AZrailwhale
Diamond Member
When I was hired by the phone company, we had a mixed race group of new employees in training. One of us couldn’t do the work because he was color blind and all phone wiring is color coded. The company fired him. He filed a EEOC complaint and the government not only forced the company to rehire him, pay him back wages but put him into a comparable technical job. They made him a cable splicer, it still required him to be able to discern colors but there was a slow and tedious work-around, they could give him a helper on every job and they could identify each conductor by sending a tone down it. One conductor at a time and some cables had 14,400 conductors in them. Oh, by the way he was a black man, a white would have been told just what he was “ you don’t meet the physical requirements for the job, goodbye and good luck with your next employer”, and it would have stuck. They might have found this guy a non- technical job that didn’t require color vision, but they all paid far less and the EEOC order specified that he be given a job with equal or better pay. The phone company had a very aggressive AA program and bent over backwards for minority employees and vendors to keep from getting hit with a consent decree mandated by some judge.Are you being intentionally disingenuous.
The Civil Rights bill of 1991 said, "Trust me, I'm not a quota bill", but then made it a LOT easier for aggrieved minorities to sue for job discrimination. And the best preventive measure for that was to simply hire more minorities. Which is fine if they are qualified. But then you get the person who gets hired because they are just trying to fill a Diversity, Inclusion and Equity quota.

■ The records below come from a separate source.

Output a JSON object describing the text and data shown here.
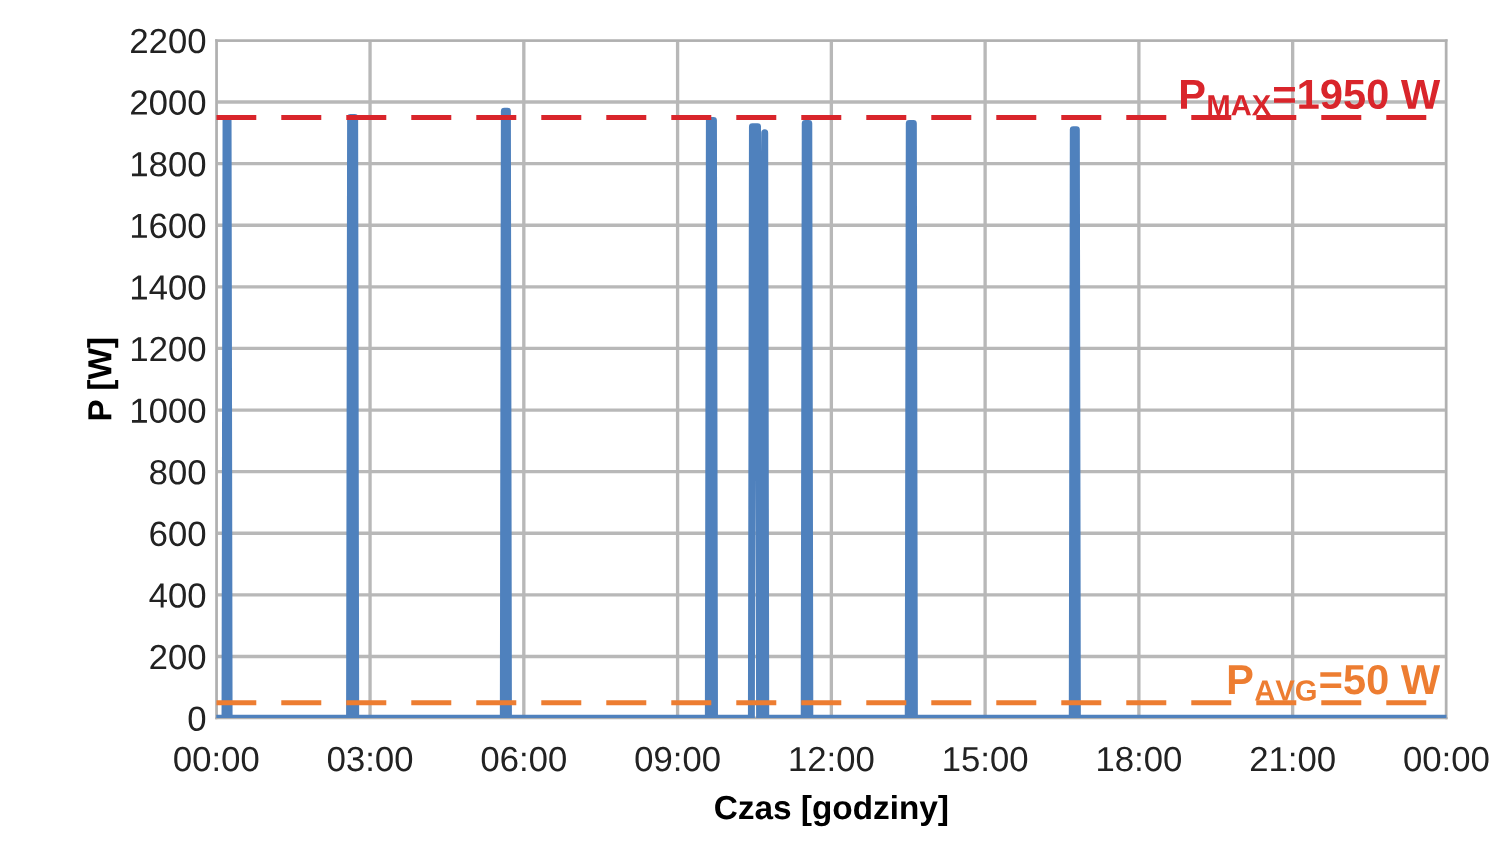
{
  "chart_data": {
    "type": "line",
    "xlabel": "Czas [godziny]",
    "ylabel": "P [W]",
    "series": [
      {
        "color": "#4f81bd",
        "x": [
          0,
          0.17,
          0.19,
          0.23,
          0.25,
          2.6,
          2.62,
          2.7,
          2.72,
          5.6,
          5.62,
          5.68,
          5.7,
          9.6,
          9.62,
          9.7,
          9.72,
          10.44,
          10.46,
          10.56,
          10.6,
          10.62,
          10.7,
          10.72,
          11.47,
          11.49,
          11.56,
          11.58,
          13.5,
          13.52,
          13.6,
          13.62,
          16.7,
          16.72,
          16.78,
          16.8,
          24
        ],
        "values": [
          0,
          0,
          1940,
          1940,
          0,
          0,
          1950,
          1950,
          0,
          0,
          1970,
          1970,
          0,
          0,
          1940,
          1940,
          0,
          0,
          1920,
          1920,
          0,
          0,
          1900,
          0,
          0,
          1930,
          1930,
          0,
          0,
          1930,
          1930,
          0,
          0,
          1910,
          1910,
          0,
          0
        ]
      }
    ],
    "xlim": [
      0,
      24
    ],
    "xticks": [
      {
        "value": 0,
        "label": "00:00"
      },
      {
        "value": 3,
        "label": "03:00"
      },
      {
        "value": 6,
        "label": "06:00"
      },
      {
        "value": 9,
        "label": "09:00"
      },
      {
        "value": 12,
        "label": "12:00"
      },
      {
        "value": 15,
        "label": "15:00"
      },
      {
        "value": 18,
        "label": "18:00"
      },
      {
        "value": 21,
        "label": "21:00"
      },
      {
        "value": 24,
        "label": "00:00"
      }
    ],
    "ylim": [
      0,
      2200
    ],
    "yticks": [
      0,
      200,
      400,
      600,
      800,
      1000,
      1200,
      1400,
      1600,
      1800,
      2000,
      2200
    ],
    "grid": true,
    "marker": "none",
    "line_style": "solid",
    "ref_lines": [
      {
        "axis": "y",
        "value": 1950,
        "label": "P$_{MAX}$=1950 W",
        "color": "#d9252b",
        "line_style": "dashed"
      },
      {
        "axis": "y",
        "value": 50,
        "label": "P$_{AVG}$=50 W",
        "color": "#ed7d31",
        "line_style": "dashed"
      }
    ]
  }
}
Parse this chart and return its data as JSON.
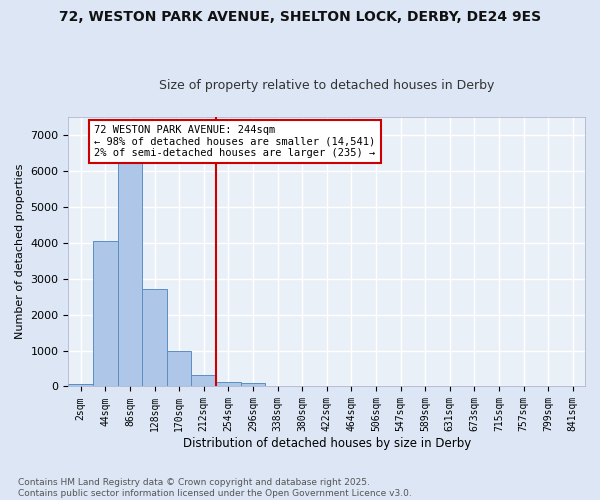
{
  "title_line1": "72, WESTON PARK AVENUE, SHELTON LOCK, DERBY, DE24 9ES",
  "title_line2": "Size of property relative to detached houses in Derby",
  "xlabel": "Distribution of detached houses by size in Derby",
  "ylabel": "Number of detached properties",
  "categories": [
    "2sqm",
    "44sqm",
    "86sqm",
    "128sqm",
    "170sqm",
    "212sqm",
    "254sqm",
    "296sqm",
    "338sqm",
    "380sqm",
    "422sqm",
    "464sqm",
    "506sqm",
    "547sqm",
    "589sqm",
    "631sqm",
    "673sqm",
    "715sqm",
    "757sqm",
    "799sqm",
    "841sqm"
  ],
  "bar_values": [
    70,
    4050,
    6650,
    2700,
    975,
    320,
    120,
    90,
    0,
    0,
    0,
    0,
    0,
    0,
    0,
    0,
    0,
    0,
    0,
    0,
    0
  ],
  "bar_color": "#aec6e8",
  "bar_edge_color": "#5b8fc2",
  "vline_pos": 5.5,
  "vline_color": "#cc0000",
  "annotation_text": "72 WESTON PARK AVENUE: 244sqm\n← 98% of detached houses are smaller (14,541)\n2% of semi-detached houses are larger (235) →",
  "annotation_box_facecolor": "#ffffff",
  "annotation_box_edgecolor": "#cc0000",
  "ylim": [
    0,
    7500
  ],
  "yticks": [
    0,
    1000,
    2000,
    3000,
    4000,
    5000,
    6000,
    7000
  ],
  "fig_bg_color": "#dce6f5",
  "plot_bg_color": "#eaf0f8",
  "grid_color": "#ffffff",
  "footnote": "Contains HM Land Registry data © Crown copyright and database right 2025.\nContains public sector information licensed under the Open Government Licence v3.0."
}
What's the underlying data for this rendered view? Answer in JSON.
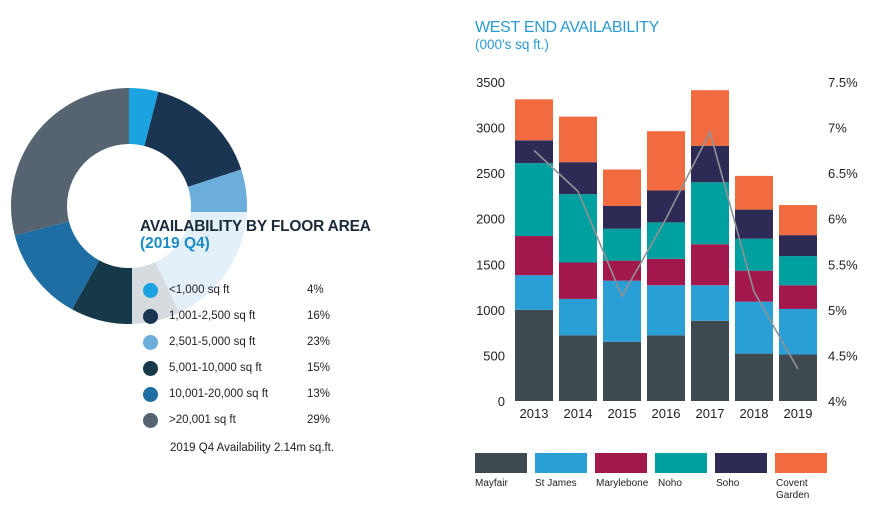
{
  "chart_data": [
    {
      "type": "pie",
      "title": "AVAILABILITY BY FLOOR AREA",
      "subtitle": "(2019 Q4)",
      "slices": [
        {
          "label": "<1,000 sq ft",
          "value": 4,
          "pct_label": "4%",
          "color": "#1aa3e0"
        },
        {
          "label": "1,001-2,500 sq ft",
          "value": 16,
          "pct_label": "16%",
          "color": "#1a3552"
        },
        {
          "label": "2,501-5,000 sq ft",
          "value": 23,
          "pct_label": "23%",
          "color": "#6baedc"
        },
        {
          "label": "5,001-10,000 sq ft",
          "value": 15,
          "pct_label": "15%",
          "color": "#16394a"
        },
        {
          "label": "10,001-20,000 sq ft",
          "value": 13,
          "pct_label": "13%",
          "color": "#1f6ea3"
        },
        {
          "label": ">20,001 sq ft",
          "value": 29,
          "pct_label": "29%",
          "color": "#556470"
        }
      ],
      "footnote": "2019 Q4 Availability 2.14m sq.ft."
    },
    {
      "type": "bar",
      "stacked": true,
      "title": "WEST END AVAILABILITY",
      "subtitle": "(000's sq ft.)",
      "categories": [
        "2013",
        "2014",
        "2015",
        "2016",
        "2017",
        "2018",
        "2019"
      ],
      "ylim": [
        0,
        3500
      ],
      "yticks": [
        "0",
        "500",
        "1000",
        "1500",
        "2000",
        "2500",
        "3000",
        "3500"
      ],
      "y2lim": [
        4,
        7.5
      ],
      "y2ticks": [
        "4%",
        "4.5%",
        "5%",
        "5.5%",
        "6%",
        "6.5%",
        "7%",
        "7.5%"
      ],
      "series": [
        {
          "name": "Mayfair",
          "color": "#3f4950",
          "values": [
            1000,
            720,
            650,
            720,
            880,
            520,
            510
          ]
        },
        {
          "name": "St James",
          "color": "#2a9fd6",
          "values": [
            380,
            400,
            670,
            550,
            390,
            570,
            500
          ]
        },
        {
          "name": "Marylebone",
          "color": "#a3184c",
          "values": [
            430,
            400,
            220,
            290,
            450,
            340,
            260
          ]
        },
        {
          "name": "Noho",
          "color": "#00a0a0",
          "values": [
            800,
            750,
            350,
            400,
            680,
            350,
            320
          ]
        },
        {
          "name": "Soho",
          "color": "#2d2b55",
          "values": [
            250,
            350,
            250,
            350,
            400,
            320,
            230
          ]
        },
        {
          "name": "Covent Garden",
          "color": "#f26a3f",
          "values": [
            450,
            500,
            400,
            650,
            610,
            370,
            330
          ]
        }
      ],
      "line": {
        "color": "#909296",
        "values": [
          6.75,
          6.3,
          5.15,
          6.0,
          6.95,
          5.2,
          4.35
        ]
      },
      "legend_position": "bottom"
    }
  ]
}
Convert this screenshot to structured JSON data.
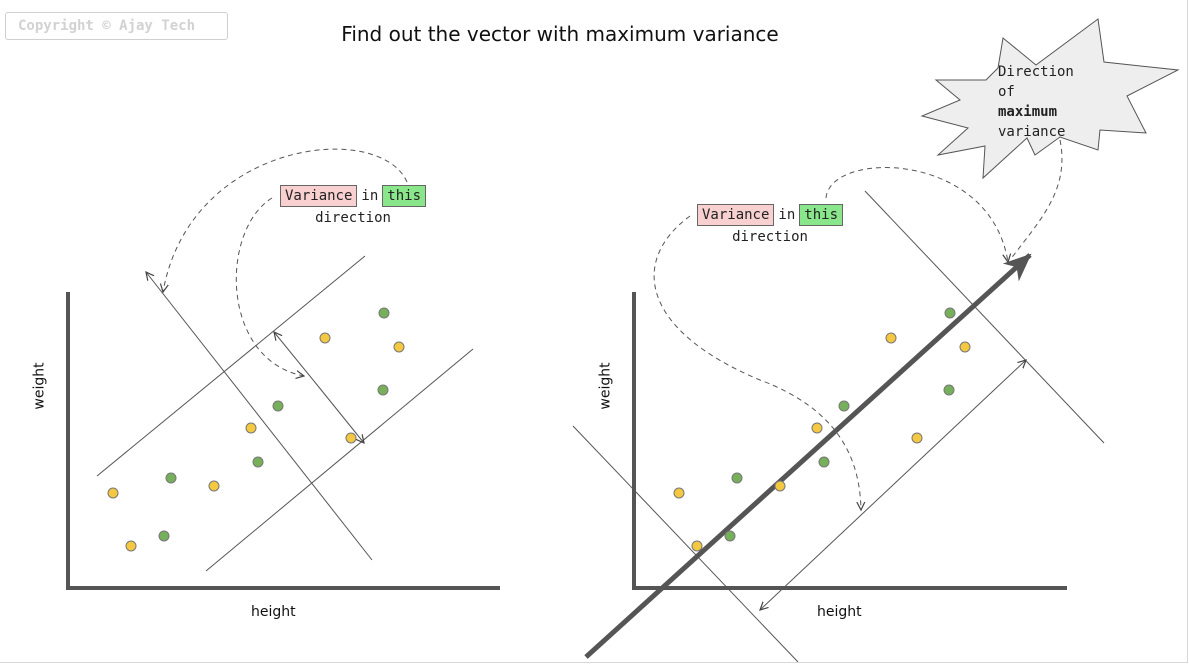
{
  "copyright": "Copyright © Ajay Tech",
  "title": "Find out the vector with maximum variance",
  "left_panel": {
    "xlabel": "height",
    "ylabel": "weight",
    "label_variance": "Variance",
    "label_in": "in",
    "label_this": "this",
    "label_direction": "direction"
  },
  "right_panel": {
    "xlabel": "height",
    "ylabel": "weight",
    "label_variance": "Variance",
    "label_in": "in",
    "label_this": "this",
    "label_direction": "direction"
  },
  "burst": {
    "line1": "Direction",
    "line2": "of",
    "line3": "maximum",
    "line4": "variance"
  },
  "colors": {
    "yellow_point": "#f5c842",
    "green_point": "#77b05a",
    "axis": "#555555",
    "box_red": "#f8d0d0",
    "box_green": "#8ae68a",
    "burst_fill": "#eeeeee"
  }
}
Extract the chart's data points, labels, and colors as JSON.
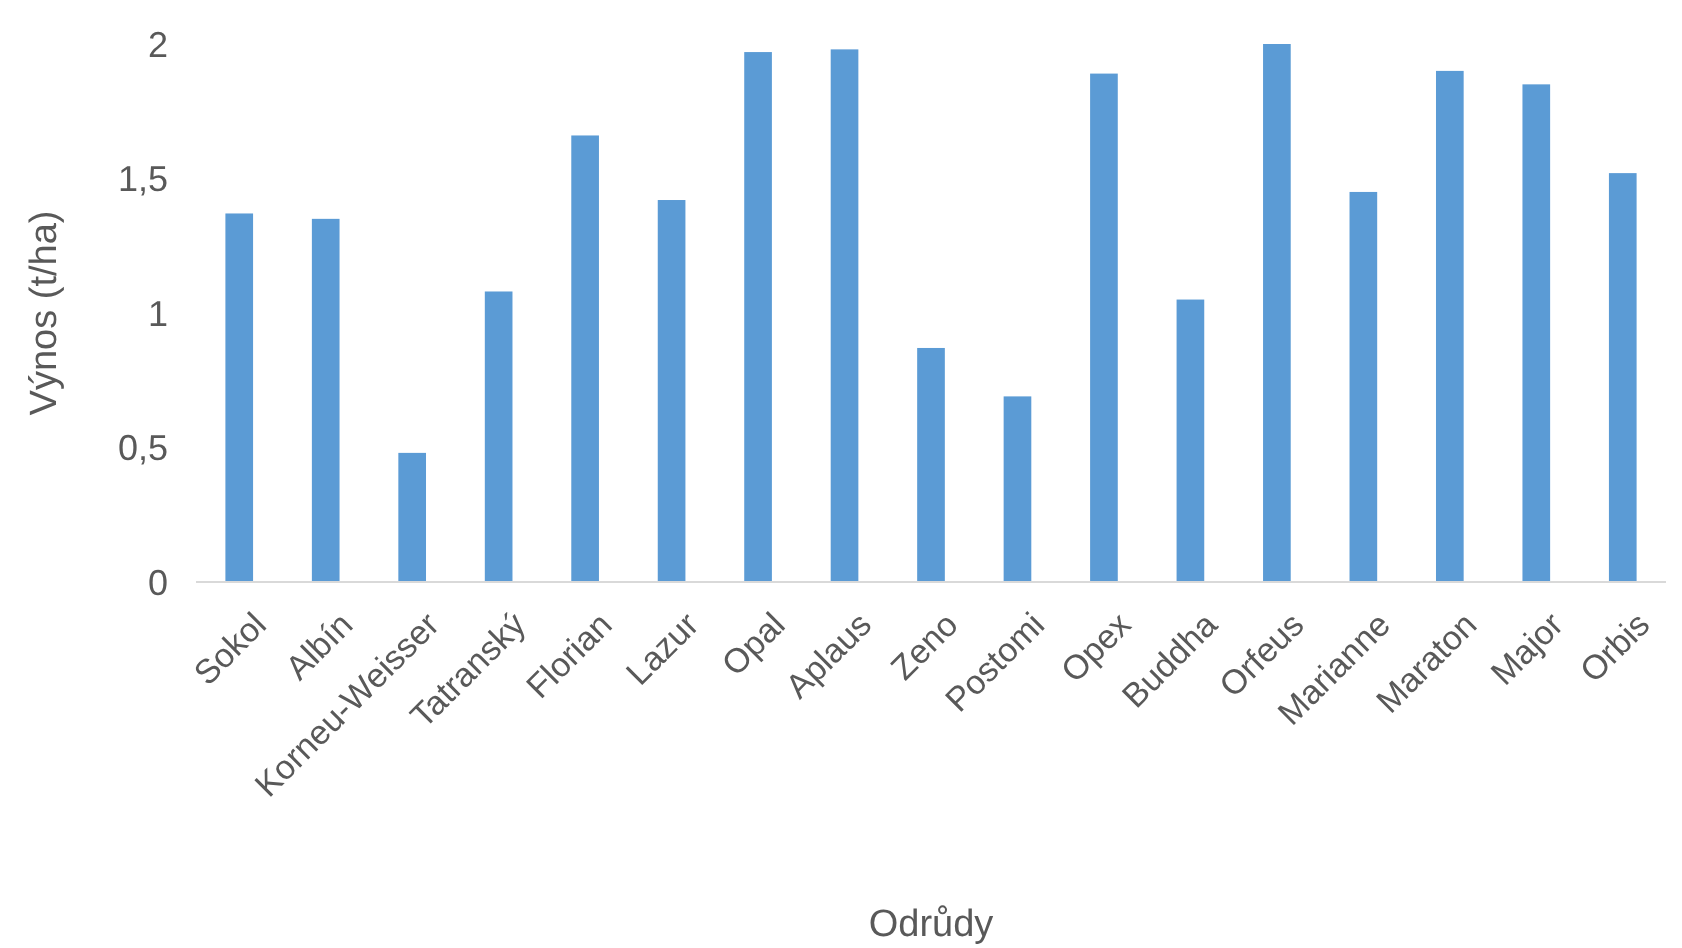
{
  "chart_data": {
    "type": "bar",
    "xlabel": "Odrůdy",
    "ylabel": "Výnos (t/ha)",
    "categories": [
      "Sokol",
      "Albín",
      "Korneu-Weisser",
      "Tatranský",
      "Florian",
      "Lazur",
      "Opal",
      "Aplaus",
      "Zeno",
      "Postomi",
      "Opex",
      "Buddha",
      "Orfeus",
      "Marianne",
      "Maraton",
      "Major",
      "Orbis"
    ],
    "values": [
      1.37,
      1.35,
      0.48,
      1.08,
      1.66,
      1.42,
      1.97,
      1.98,
      0.87,
      0.69,
      1.89,
      1.05,
      2.0,
      1.45,
      1.9,
      1.85,
      1.52
    ],
    "color": "#5b9bd5",
    "ylim": [
      0,
      2
    ],
    "yticks": [
      0,
      {
        "value": 0.5,
        "label": "0,5"
      },
      1,
      {
        "value": 1.5,
        "label": "1,5"
      },
      2
    ],
    "grid": false
  }
}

I've seen it happen. I saw it happen when Myself and another white guy who were contractors were passed over for a full time slot to hire a black woman who had no idea what she was doing. They gave her a bunch of work, and then when she failed repeatedly to do it, the rest of us got stuck doing her work while she shopped on Amazon all day.
Ironically, this nitwit gave me a call after I landed my current gig, and said she was interested in a slot we had open. I told her how challenging the job was, and how we need to put in long hours to make things work. (Which was mostly true.) Hard work? She quickly lost interest!